Le Tribunal de première instance d’Abidjan-Plateau a rendu son verdict le mardi dans l’affaire opposant le ministère public à l’humoriste Amani Koffi Mathieu, connu sous le nom de Ramatoulaye DJ.
Il écope de 15 jours de prison ferme, assortis de trois mois de prison avec sursis. La justice lui fait également injonction de payer une amende de 500 000 FCFA.

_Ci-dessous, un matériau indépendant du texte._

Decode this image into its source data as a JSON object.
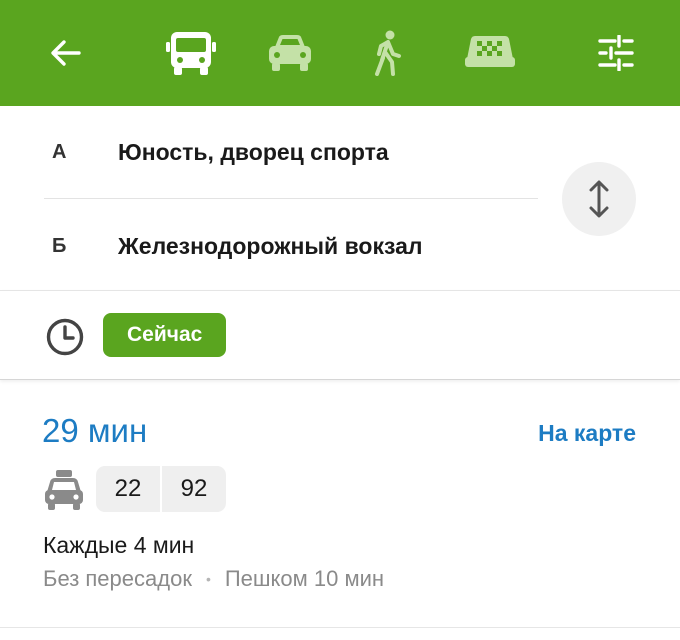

L’humoriste était poursuivi pour outrage à l’emblème national et profanation du drapeau ivoirien.
L’artiste était sous mandat de dépôt au Pôle pénitentiaire d’Abidjan (PPA) depuis le 13 janvier 2026, date de son audition par les autorités judiciaires.
Les faits reprochés à l’humoriste remontent au samedi 10 janvier 2025. C’était à l’issue de la défaite des Éléphants face à l’Égypte (3-2) en 8e de finale de la CAN 2025 au Maroc.
Dans une vidéo largement relayée sur les réseaux sociaux, Ramatoulaye DJ apparaît en train de piétiner un maillot aux couleurs nationales.
Le geste qui a suscité une vive indignation au sein de l’opinion publique.
Face à la polémique, l’humoriste avait tenté d’apaiser les tensions. Il avait publié, le lundi 12 janvier, une vidéo d’excuses sur sa page Facebook.
On l’y voyait à genoux, les mains jointes, demandant pardon à la Nation ivoirienne.
« Je demande pardon à la Nation, je demande pardon à tout le monde (…) J’ai fait une vidéo que vous n’avez pas aimée, je suis désolé », déclarait-il.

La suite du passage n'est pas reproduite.